The FDIC is involved in the bailout which says a lot. While the stock market may rally today on this news, it only highlights to me the lack of competence at our major financial institutions and their total lack of credibility.  I seriously doubt that I will ever trust anything said in the future by senior management at any major American financial institution and will certainly not invest money in any of them.  (I will hold my Bank of America shares until I come close to breaking even on them)  If the banks can blow up this easily, destroying a decade of appreciation in their stocks, in pursuit of greed by a few senior managers striving for ever larger bonuses and compensation, then it just becomes way too difficult for an individual investor to figure out.  The only thing that can be said with confidence is that none of them are suitable as a long term investment by an individual, but the stocks of these large financial institutions are at best a temporary investments  for traders.  You know, I never invested in AIG but I always tried to keep informed about its business.  But no matter how much I read, I did not know about the reckless actions of a small unit in London that was underwriting credit default swaps and the overall lack of risk control over that unit. 
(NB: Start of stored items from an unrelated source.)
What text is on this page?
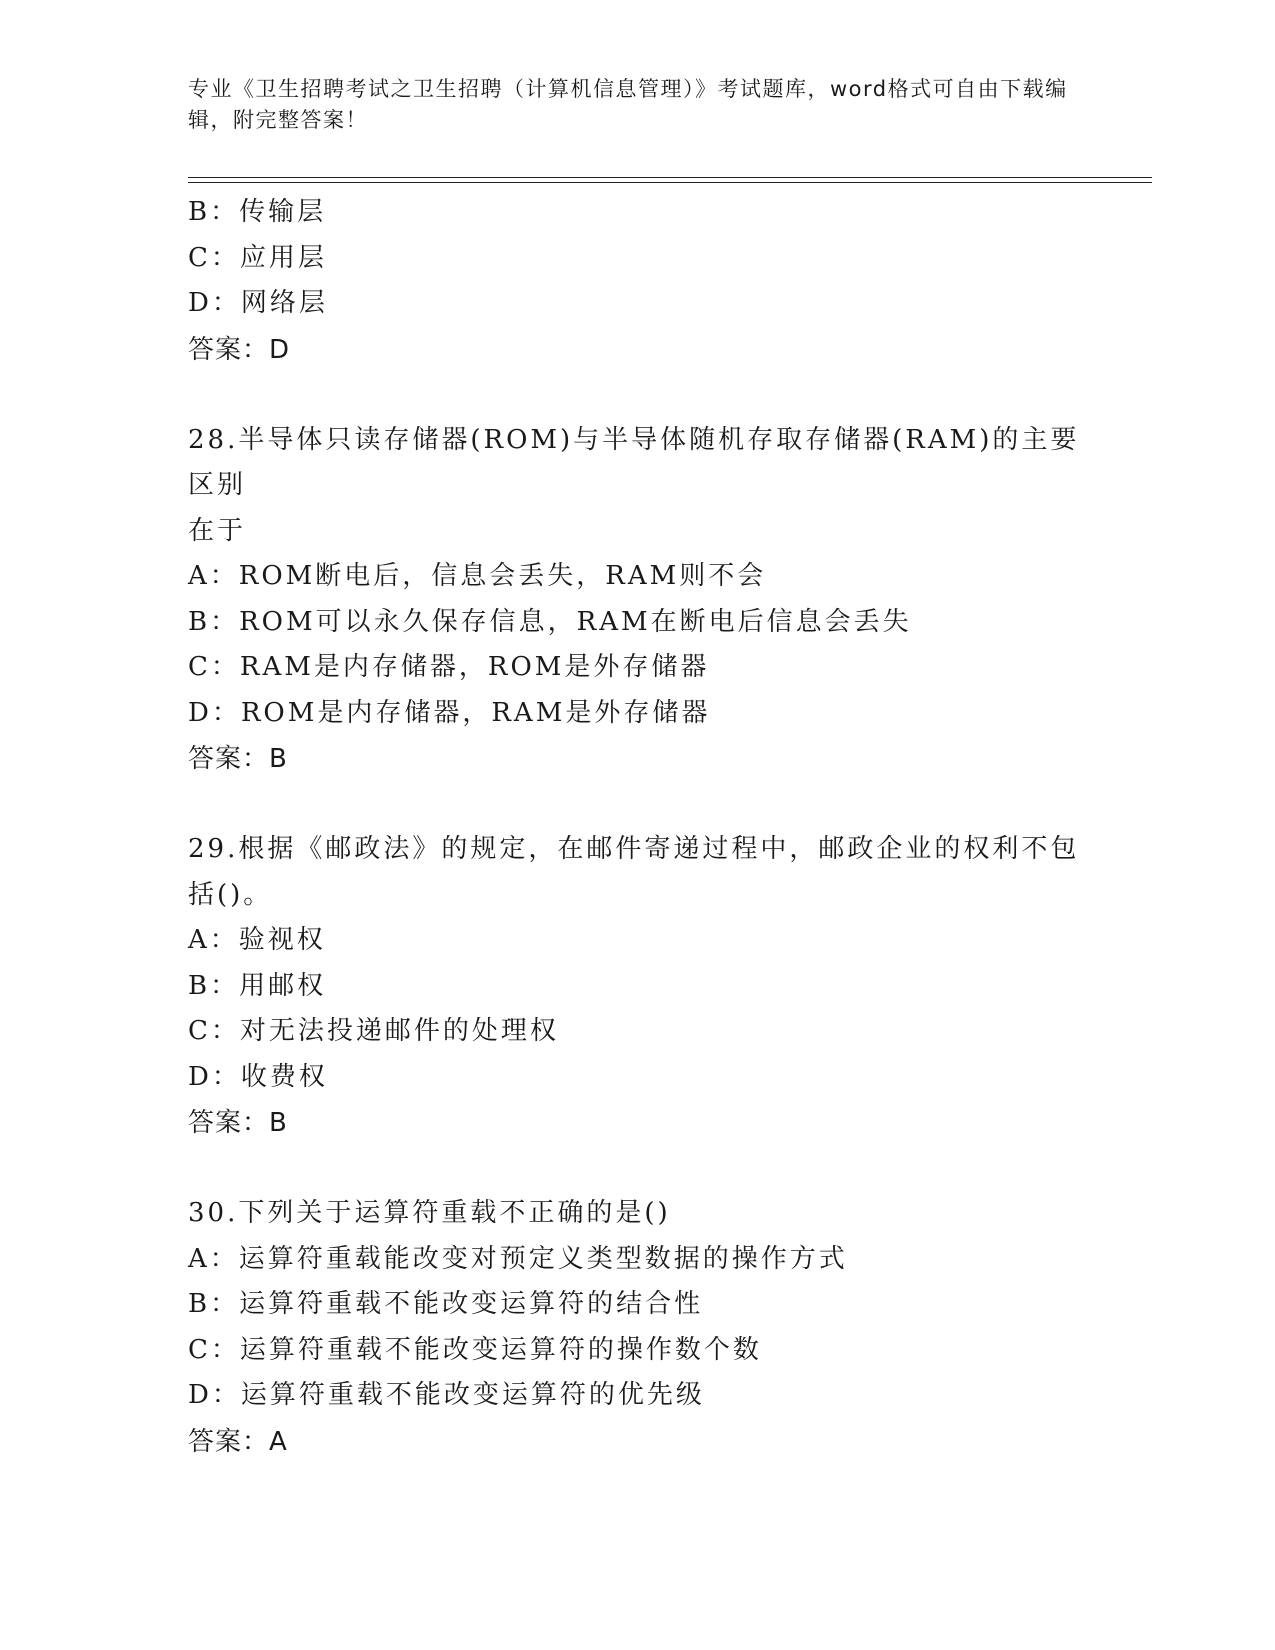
专业《卫生招聘考试之卫生招聘（计算机信息管理）》考试题库，word格式可自由下载编辑，附完整答案！
B：传输层
C：应用层
D：网络层
答案：D
28.半导体只读存储器(ROM)与半导体随机存取存储器(RAM)的主要区别
在于
A：ROM断电后，信息会丢失，RAM则不会
B：ROM可以永久保存信息，RAM在断电后信息会丢失
C：RAM是内存储器，ROM是外存储器
D：ROM是内存储器，RAM是外存储器
答案：B
29.根据《邮政法》的规定，在邮件寄递过程中，邮政企业的权利不包
括()。
A：验视权
B：用邮权
C：对无法投递邮件的处理权
D：收费权
答案：B
30.下列关于运算符重载不正确的是()
A：运算符重载能改变对预定义类型数据的操作方式
B：运算符重载不能改变运算符的结合性
C：运算符重载不能改变运算符的操作数个数
D：运算符重载不能改变运算符的优先级
答案：A
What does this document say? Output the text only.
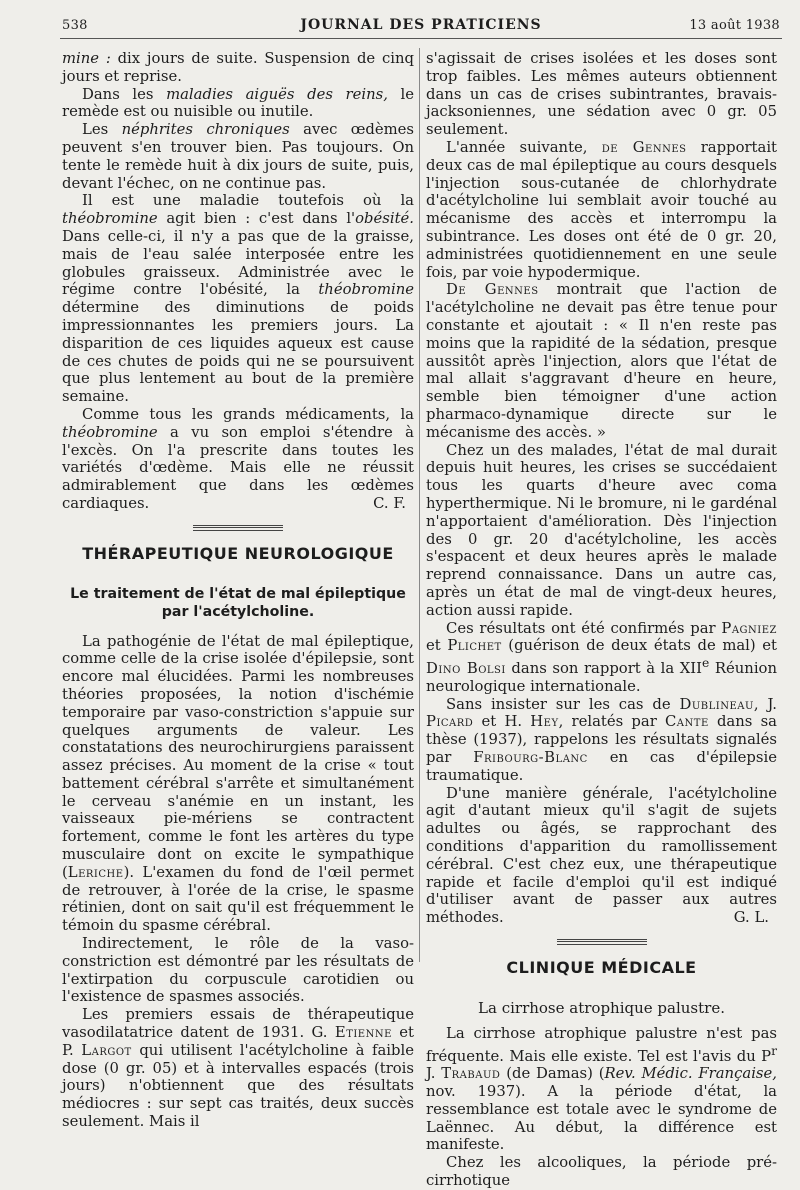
538	JOURNAL DES PRATICIENS	13 août 1938

mine : dix jours de suite. Suspension de cinq jours et reprise.

Dans les maladies aiguës des reins, le remède est ou nuisible ou inutile.

Les néphrites chroniques avec œdèmes peuvent s'en trouver bien. Pas toujours. On tente le remède huit à dix jours de suite, puis, devant l'échec, on ne continue pas.

Il est une maladie toutefois où la théobromine agit bien : c'est dans l'obésité. Dans celle-ci, il n'y a pas que de la graisse, mais de l'eau salée interposée entre les globules graisseux. Administrée avec le régime contre l'obésité, la théobromine détermine des diminutions de poids impressionnantes les premiers jours. La disparition de ces liquides aqueux est cause de ces chutes de poids qui ne se poursuivent que plus lentement au bout de la première semaine.

Comme tous les grands médicaments, la théobromine a vu son emploi s'étendre à l'excès. On l'a prescrite dans toutes les variétés d'œdème. Mais elle ne réussit admirablement que dans les œdèmes cardiaques.	C. F.

THÉRAPEUTIQUE NEUROLOGIQUE
Le traitement de l'état de mal épileptique
par l'acétylcholine.

La pathogénie de l'état de mal épileptique, comme celle de la crise isolée d'épilepsie, sont encore mal élucidées. Parmi les nombreuses théories proposées, la notion d'ischémie temporaire par vaso-constriction s'appuie sur quelques arguments de valeur. Les constatations des neurochirurgiens paraissent assez précises. Au moment de la crise « tout battement cérébral s'arrête et simultanément le cerveau s'anémie en un instant, les vaisseaux pie-mériens se contractent fortement, comme le font les artères du type musculaire dont on excite le sympathique (Leriche). L'examen du fond de l'œil permet de retrouver, à l'orée de la crise, le spasme rétinien, dont on sait qu'il est fréquemment le témoin du spasme cérébral.

Indirectement, le rôle de la vaso-constriction est démontré par les résultats de l'extirpation du corpuscule carotidien ou l'existence de spasmes associés.

Les premiers essais de thérapeutique vasodilatatrice datent de 1931. G. Etienne et P. Largot qui utilisent l'acétylcholine à faible dose (0 gr. 05) et à intervalles espacés (trois jours) n'obtiennent que des résultats médiocres : sur sept cas traités, deux succès seulement. Mais il

s'agissait de crises isolées et les doses sont trop faibles. Les mêmes auteurs obtiennent dans un cas de crises subintrantes, bravais-jacksoniennes, une sédation avec 0 gr. 05 seulement.

L'année suivante, de Gennes rapportait deux cas de mal épileptique au cours desquels l'injection sous-cutanée de chlorhydrate d'acétylcholine lui semblait avoir touché au mécanisme des accès et interrompu la subintrance. Les doses ont été de 0 gr. 20, administrées quotidiennement en une seule fois, par voie hypodermique.

De Gennes montrait que l'action de l'acétylcholine ne devait pas être tenue pour constante et ajoutait : « Il n'en reste pas moins que la rapidité de la sédation, presque aussitôt après l'injection, alors que l'état de mal allait s'aggravant d'heure en heure, semble bien témoigner d'une action pharmaco-dynamique directe sur le mécanisme des accès. »

Chez un des malades, l'état de mal durait depuis huit heures, les crises se succédaient tous les quarts d'heure avec coma hyperthermique. Ni le bromure, ni le gardénal n'apportaient d'amélioration. Dès l'injection des 0 gr. 20 d'acétylcholine, les accès s'espacent et deux heures après le malade reprend connaissance. Dans un autre cas, après un état de mal de vingt-deux heures, action aussi rapide.

Ces résultats ont été confirmés par Pagniez et Plichet (guérison de deux états de mal) et Dino Bolsi dans son rapport à la XIIe Réunion neurologique internationale.

Sans insister sur les cas de Dublineau, J. Picard et H. Hey, relatés par Cante dans sa thèse (1937), rappelons les résultats signalés par Fribourg-Blanc en cas d'épilepsie traumatique.

D'une manière générale, l'acétylcholine agit d'autant mieux qu'il s'agit de sujets adultes ou âgés, se rapprochant des conditions d'apparition du ramollissement cérébral. C'est chez eux, une thérapeutique rapide et facile d'emploi qu'il est indiqué d'utiliser avant de passer aux autres méthodes.	G. L.

CLINIQUE MÉDICALE
La cirrhose atrophique palustre.

La cirrhose atrophique palustre n'est pas fréquente. Mais elle existe. Tel est l'avis du $P^r$ J. Trabaud (de Damas) (Rev. Médic. Française, nov. 1937). A la période d'état, la ressemblance est totale avec le syndrome de Laënnec. Au début, la différence est manifeste.

Chez les alcooliques, la période pré-cirrhotique
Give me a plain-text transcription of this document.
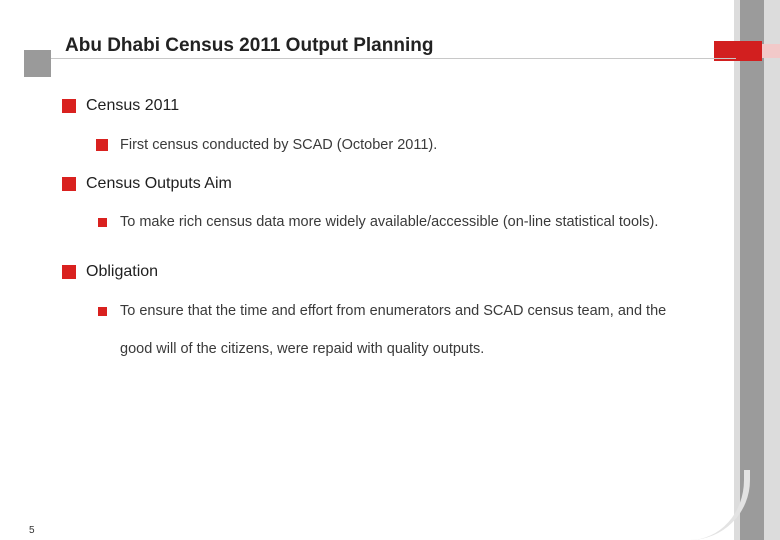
Abu Dhabi Census 2011 Output Planning
Census 2011
First census conducted by SCAD (October 2011).
Census Outputs Aim
To make rich census data more widely available/accessible (on-line statistical tools).
Obligation
To ensure that the time and effort from enumerators and SCAD census team, and the
good will of the citizens, were repaid with quality outputs.
5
In this latest bailout, the government will guarantee up to 306 billion in Citi assets.  This needs to sink in some.  Citi would absorb up to 29 billion in losses in addition to pre-existing reserves from those assets. After that, the U.S. would absorb 90% of the losses and Citi would be assigned 10%. The government's share of the losses would be absorbed by the Tarp fund and by the FDIC.  Citi will issue 7 billion in preferred stock to the government, divided between TARP and the FDIC, which will pay 8% (for what is apparently a loss guarantee on the 306 billion in crap).  Citi will receive yet another 20 billion from TARP for preferred shares yielding 8% on top of the 25 billion already received that bought preferred shares yielding 5%.    Yahoo! FinanceNYTimes.comThe common shareholders can not receive more than $.01 a share per quarter in dividends for the next 3 years. The government will also receive warrants to purchase common stock at the strike price of $10.61 exercisable within 10 years.  Citi keeps the income from the assets guaranteed by the government.   This deal is better for the common shareholders than what would have happened to them with no deal.   Now, I do not wish to belabor the point, but what about the few people responsible for buying the crap that brought Citi down?  Are they going to have to pay back a nickel of their compensation, well into millions of dollars per year, that was generated by taking extreme risks with leverage and why would the Board of Directors stay in place that authorized this  activity?  With these kind of deals for the titans of finance, it will be difficult for the next Democrat Congress and the Beanpole to resist the entreaties of the automakers for money.  While I certainly believe they are not worthy, I would have to say that the UAW and the American auto companies are at least more deserving of help than the titans of finance who always find a way to land on the feet with hundreds of millions of dollars no matter how much havoc they cause to everyone else. 

Where is the outrage?  This goes way beyond disgusting.  At a minimum, I would hope that every individual shareholder would at least vote against the Board members for however long they remain.